The Internet Archive’s one trillionth webpage milestone marks a historic achievement in digital preservation after nearly three decades of work.
The nonprofit organisation confirmed that it has now preserved more than one trillion webpages. This effort protects online history from the internet’s natural impermanence.
Digital content can disappear quickly. For example, in 2019, a server migration error led to the deletion of millions of songs uploaded to MySpace over the previous decade. Incidents like this highlight why long-term web preservation matters.
Internet Archive and Digital Preservation
Since 1996, the Internet Archive has relied on web crawlers to archive publicly accessible websites. It combines automated tools with volunteer uploads to document the evolution of the web.
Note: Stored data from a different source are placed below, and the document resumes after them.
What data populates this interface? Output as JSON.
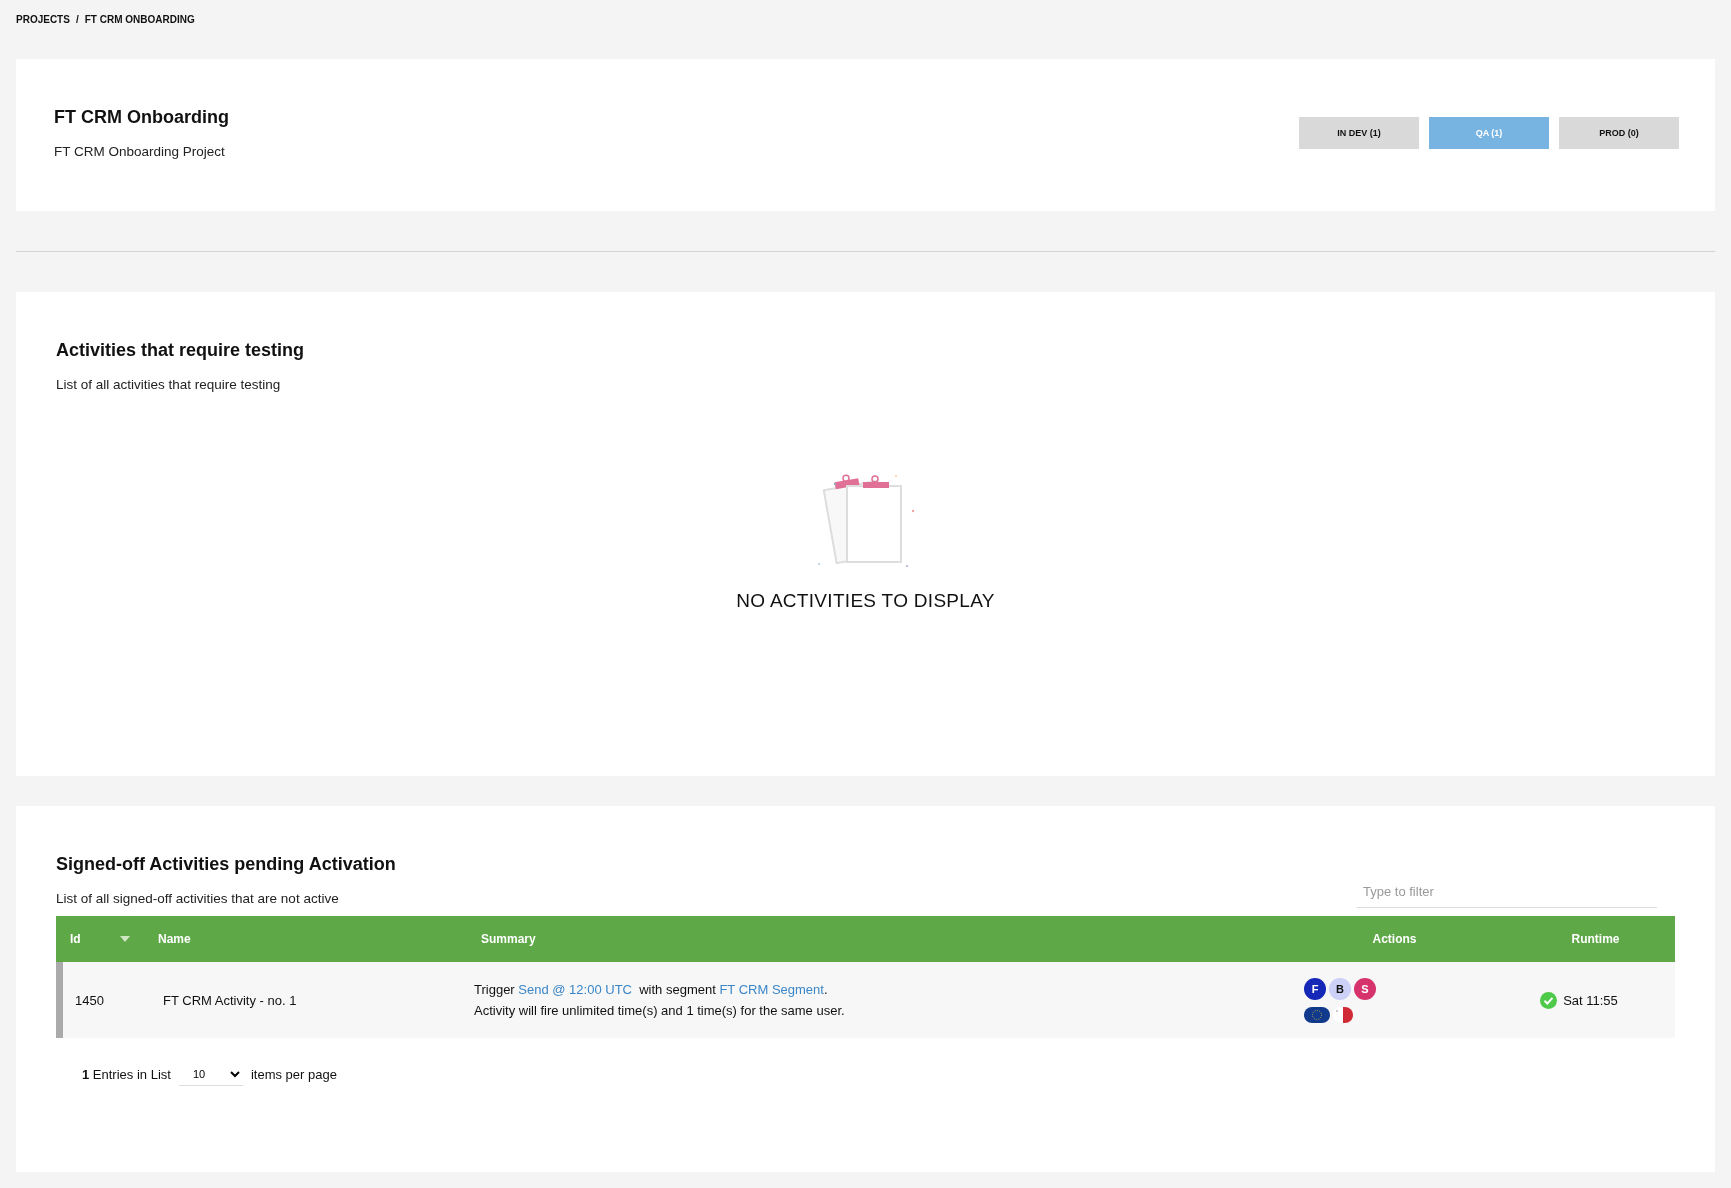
{
  "breadcrumb": {
    "items": [
      "PROJECTS",
      "FT CRM ONBOARDING"
    ],
    "separator": "/"
  },
  "project": {
    "title": "FT CRM Onboarding",
    "subtitle": "FT CRM Onboarding Project"
  },
  "stages": [
    {
      "label": "IN DEV (1)",
      "selected": false
    },
    {
      "label": "QA (1)",
      "selected": true
    },
    {
      "label": "PROD (0)",
      "selected": false
    }
  ],
  "testing": {
    "title": "Activities that require testing",
    "subtitle": "List of all activities that require testing",
    "empty_text": "NO ACTIVITIES TO DISPLAY"
  },
  "pending": {
    "title": "Signed-off Activities pending Activation",
    "subtitle": "List of all signed-off activities that are not active",
    "filter": {
      "placeholder": "Type to filter"
    },
    "columns": [
      {
        "label": "Id",
        "sorted": true
      },
      {
        "label": "Name",
        "sorted": false
      },
      {
        "label": "Summary",
        "sorted": false
      },
      {
        "label": "Actions",
        "sorted": false
      },
      {
        "label": "Runtime",
        "sorted": false
      }
    ],
    "rows": [
      {
        "id": "1450",
        "name": "FT CRM Activity - no. 1",
        "summary_line_1": [
          {
            "kind": "text",
            "text": "Trigger "
          },
          {
            "kind": "link",
            "text": "Send @ 12:00 UTC"
          },
          {
            "kind": "text",
            "text": "  with segment "
          },
          {
            "kind": "link",
            "text": "FT CRM Segment"
          },
          {
            "kind": "text",
            "text": "."
          }
        ],
        "summary_line_2": "Activity will fire unlimited time(s) and 1 time(s) for the same user.",
        "actions": [
          {
            "letter": "F",
            "color": "#1628b8"
          },
          {
            "letter": "B",
            "color": "#cdd0f7"
          },
          {
            "letter": "S",
            "color": "#d6336c"
          }
        ],
        "flags": [
          {
            "kind": "eu"
          },
          {
            "kind": "malta"
          }
        ],
        "runtime": "Sat 11:55"
      }
    ],
    "footer": {
      "count": "1",
      "count_label": "Entries in List",
      "page_size": "10",
      "page_size_label": "items per page"
    }
  }
}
Today, the archive holds over one trillion webpages and 41 million texts, along with other media formats. Storing this collection requires around 100,000 terabytes of data. Moreover, with hundreds of millions of new websites appearing daily, the archive continues to expand rapidly.
Read: Classic Cartoons, Films, Songs and Books from the 1920s Enter the Public Domain
The Internet Archive plays a crucial role for researchers, journalists and the public. However, it faces new challenges.
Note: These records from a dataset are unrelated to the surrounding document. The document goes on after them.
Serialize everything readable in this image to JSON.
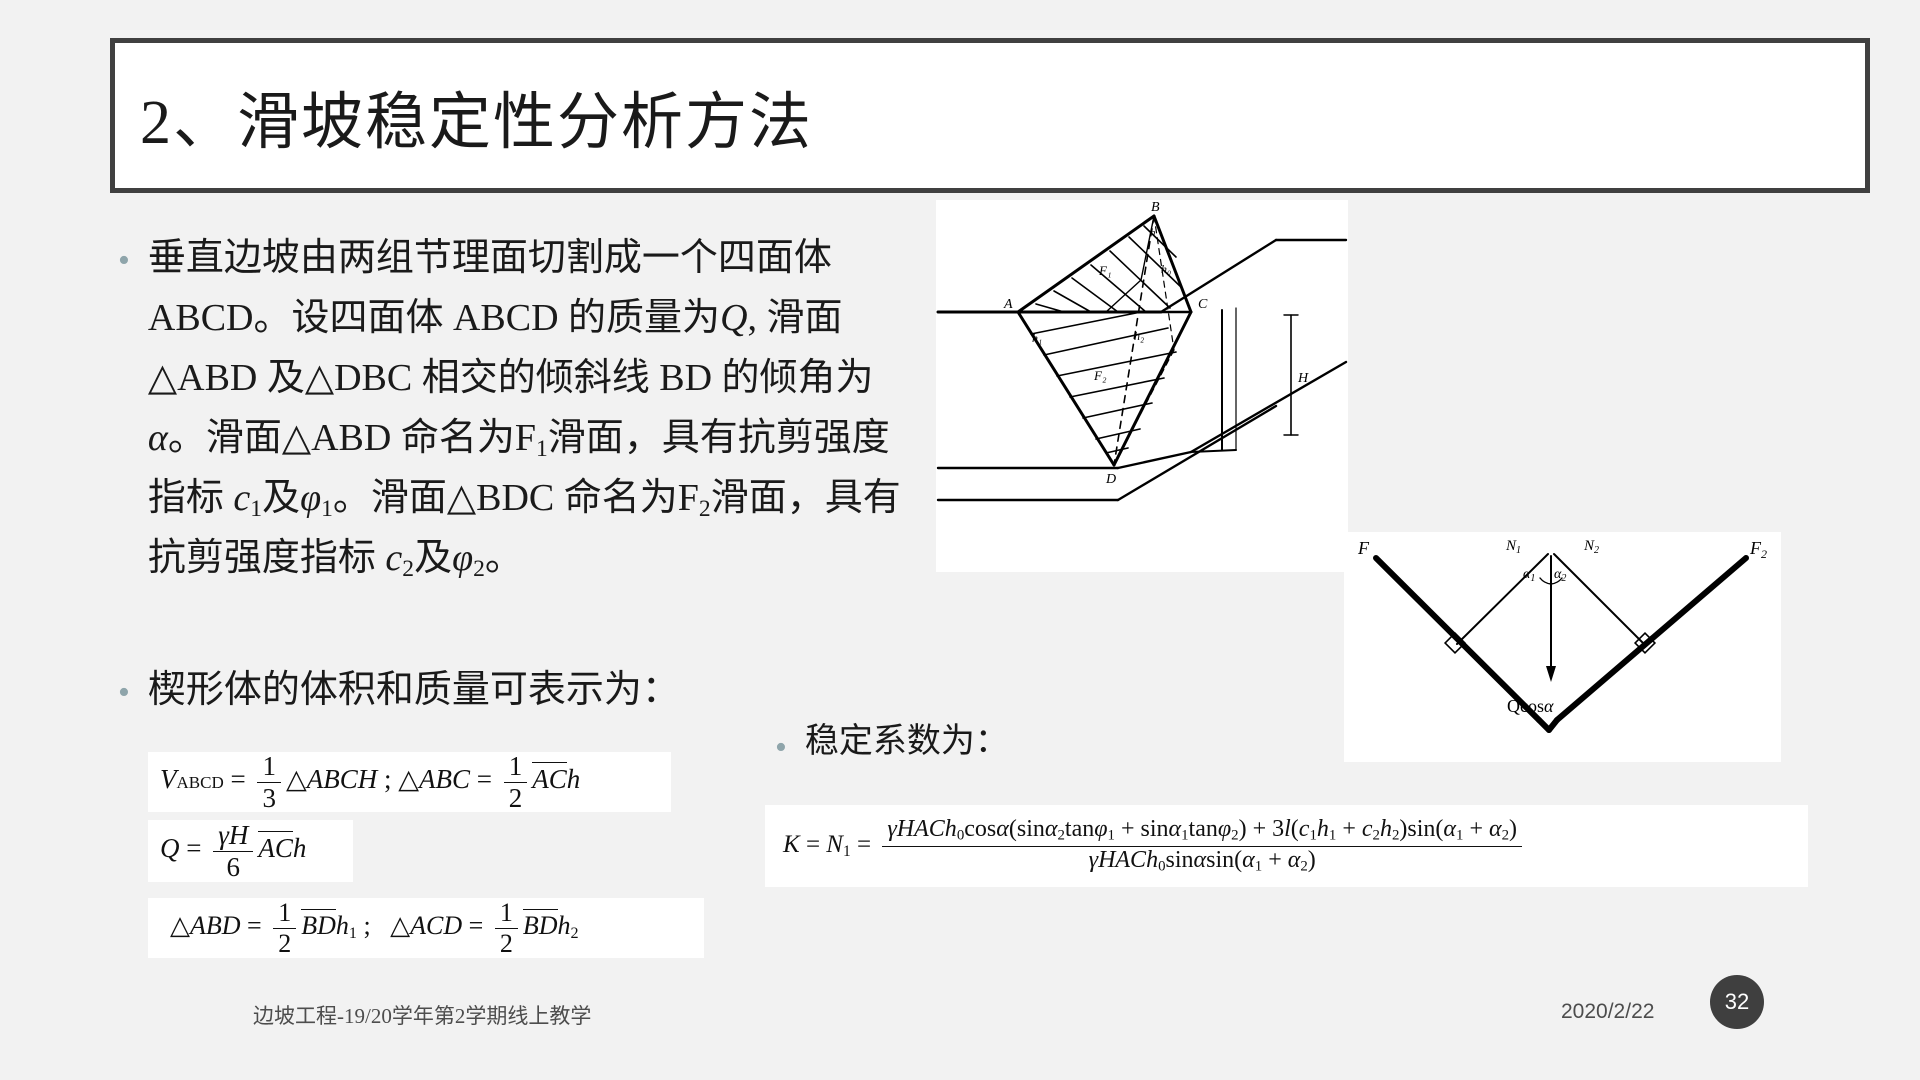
{
  "slide": {
    "title": "2、滑坡稳定性分析方法",
    "background_color": "#f2f2f2",
    "title_border_color": "#404040",
    "bullet_color": "#8fa5ab"
  },
  "bullets": [
    {
      "id": "b1",
      "segments": [
        {
          "t": "垂直边坡由两组节理面切割成一个四面体ABCD。设四面体 ABCD 的质量为",
          "s": "n"
        },
        {
          "t": "Q",
          "s": "i"
        },
        {
          "t": ", 滑面△ABD 及△DBC 相交的倾斜线 BD 的倾角为",
          "s": "n"
        },
        {
          "t": "α",
          "s": "i"
        },
        {
          "t": "。滑面△ABD 命名为F",
          "s": "n"
        },
        {
          "t": "1",
          "s": "sub"
        },
        {
          "t": "滑面，具有抗剪强度指标 ",
          "s": "n"
        },
        {
          "t": "c",
          "s": "i"
        },
        {
          "t": "1",
          "s": "sub"
        },
        {
          "t": "及",
          "s": "n"
        },
        {
          "t": "φ",
          "s": "i"
        },
        {
          "t": "1",
          "s": "sub"
        },
        {
          "t": "。滑面△BDC 命名为F",
          "s": "n"
        },
        {
          "t": "2",
          "s": "sub"
        },
        {
          "t": "滑面，具有抗剪强度指标 ",
          "s": "n"
        },
        {
          "t": "c",
          "s": "i"
        },
        {
          "t": "2",
          "s": "sub"
        },
        {
          "t": "及",
          "s": "n"
        },
        {
          "t": "φ",
          "s": "i"
        },
        {
          "t": "2",
          "s": "sub"
        },
        {
          "t": "。",
          "s": "n"
        }
      ],
      "plain": "垂直边坡由两组节理面切割成一个四面体ABCD。设四面体 ABCD 的质量为Q, 滑面△ABD 及△DBC 相交的倾斜线 BD 的倾角为α。滑面△ABD 命名为F1滑面，具有抗剪强度指标 c1及φ1。滑面△BDC 命名为F2滑面，具有抗剪强度指标 c2及φ2。"
    },
    {
      "id": "b2",
      "plain": "楔形体的体积和质量可表示为："
    },
    {
      "id": "b3",
      "plain": "稳定系数为："
    }
  ],
  "formulas": {
    "volume": {
      "lhs": "V",
      "lhs_sub": "ABCD",
      "eq": "=",
      "frac_num": "1",
      "frac_den": "3",
      "body": "△ABCH",
      "sep": ";",
      "second_lhs": "△ABC",
      "second_eq": "=",
      "second_num": "1",
      "second_den": "2",
      "second_body": "AC",
      "second_tail": "h",
      "plain": "V_ABCD = 1/3 △ABCH ; △ABC = 1/2 ‾AC‾h"
    },
    "mass": {
      "lhs": "Q",
      "eq": "=",
      "frac_num": "γH",
      "frac_den": "6",
      "body": "AC",
      "tail": "h",
      "plain": "Q = γH/6 ‾AC‾h"
    },
    "areas": {
      "first_lhs": "△ABD",
      "first_eq": "=",
      "first_num": "1",
      "first_den": "2",
      "first_body": "BD",
      "first_tail": "h",
      "first_tail_sub": "1",
      "sep": ";",
      "second_lhs": "△ACD",
      "second_eq": "=",
      "second_num": "1",
      "second_den": "2",
      "second_body": "BD",
      "second_tail": "h",
      "second_tail_sub": "2",
      "plain": "△ABD = 1/2 ‾BD‾h₁ ;  △ACD = 1/2 ‾BD‾h₂"
    },
    "stability": {
      "lhs": "K = N",
      "lhs_sub": "1",
      "eq": "=",
      "numerator": "γHACh₀cosα(sinα₂tanφ₁ + sinα₁tanφ₂) + 3l(c₁h₁ + c₂h₂)sin(α₁ + α₂)",
      "denominator": "γHACh₀sinαsin(α₁ + α₂)",
      "plain": "K = N₁ = [γHACh₀cosα(sinα₂tanφ₁ + sinα₁tanφ₂) + 3l(c₁h₁ + c₂h₂)sin(α₁ + α₂)] / [γHACh₀sinαsin(α₁ + α₂)]"
    }
  },
  "figures": {
    "wedge": {
      "name": "wedge-block-3d-diagram",
      "labels": [
        "B",
        "A",
        "C",
        "D",
        "H",
        "F₁",
        "F₂",
        "h₀",
        "h₁",
        "h₂"
      ]
    },
    "forces": {
      "name": "force-polygon-diagram",
      "labels": [
        "F",
        "F₂",
        "N₁",
        "N₂",
        "α₁",
        "α₂",
        "Qcosα"
      ]
    }
  },
  "footer": {
    "course": "边坡工程-19/20学年第2学期线上教学",
    "date": "2020/2/22",
    "page_number": "32"
  }
}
The rapid rise of generative AI has led technology companies to scrape large volumes of online content for training data. As a result, major media organisations such as The New York Times, The Guardian and Gannett have blocked the Archive’s crawlers to prevent their newer material from being used for AI model training.
These developments underscore the tension between open digital preservation and evolving content protection strategies in the AI era.